The Israeli moon mission was the result of a largely private sector-driven initiative, and partnerships with American companies like SpaceX. Netanyahu is the champion of both elements. More than any other Israeli leader, he has been responsible for the long-term reform of Israel’s economy away from statism and toward free-market innovation. And more than any statesman in Israel’s history, he has reached out to the U.S., speaking directly to the American people.
At the same time that Israel was watching the moon mission on Thursday, another mission failed to launch: that of Palestinian anti-Israel activist Omar Barghouti, who was barred from entering the U.S. as he was to embark on a speaking tour for “Israeli Apartheid Week.”
There will be howls of protest from those who claim that the Trump administration’s decision to keep Barghouti out of the country is an assault on free speech and academic freedom.
How ironic: the radicals who want to exclude Israelis from trade, from academia, and even from competitive sports demand now find that they themselves are boycotted. It is the perfect response to a campaign that does not actually seek to help Palestinians, but merely to damage Israel.

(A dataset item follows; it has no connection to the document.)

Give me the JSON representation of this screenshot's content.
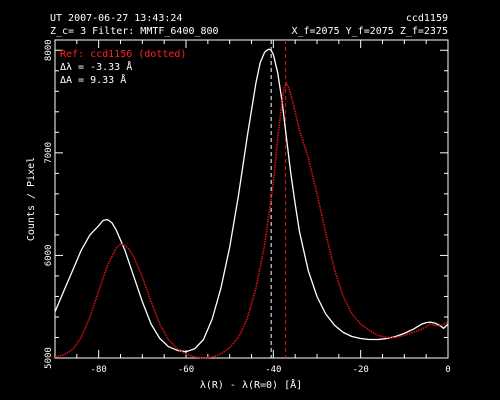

For nearly two decades, ever since the disastrous United Nations World Conference Against Racism in Durban, South Africa, in 2001, Barghouti and others have tried to cast Israel as an “apartheid” state, encouraging the “boycott, divestment, sanctions” (BDS) movement to isolate and perhaps destroy it.
And yet Israel has survived — and thrived. The key has been innovation: a new security barrier (or “wall”) that uses high-tech sensors to keep suicide bombers out of Israeli cities; the Iron Dome missile defense system — another joint Israeli-American partnership — to stop Palestinian rockets from hitting Israeli civilians; and new space technology that has catapulted this tiny nation of some seven million people into the forefront of human ingenuity and exploration.
Israel’s opponents console themselves with political victories. The election of Reps. Ilhan Omar (D-MN) and Rashida Tlaib (D-MI), the latter Palestinian-American, has brought a new cohort of anti-Israel left-wingers into the halls of the U.S. Congress. Omar, a BDS supporter, has also secured a place on the House Foreign Affairs Committee. And Rep. Alexandria Ocasio-Cortez (D-NY), the Democrats’ emerging ideological leader, empathizes strongly with their cause.
On college campuses, the enemies of Israel — and of the western liberal academic tradition — continue to win victories. Even Harvard, which was once a refuge from the anti-Israel hysteria at other Ivy League campuses like Columbia, has now succumbed, with the student council voting to provide $2,000 for Barghouti’s “Israeli apartheid week.”
The radical campaign against Israel has come with a rise in antisemitism against Jewish students, almost all of it driven by the left.
These are real threats to the long-term U.S.-Israel alliance, whose results will be evident the next time a Democratic administration takes office in the White House. The current field of Democratic presidential candidates almost seem to be competing with each other to offer anti-Israel statements and to condemn the Netanyahu government for existing.
And yet Israel thrives. While its enemies aim rockets at Israeli cities, Israel rides rockets to the moon.
Long ago, Israelis decided not to let their fate or well-being be determined by their enemies — or their own failures. There is a lesson in that for Americans — and for the whole world, especially for people with histories of persecution. In that, Israel’s lunar mission, while unsuccessful, is not just an achievement for the Jewish state, but all of humanity.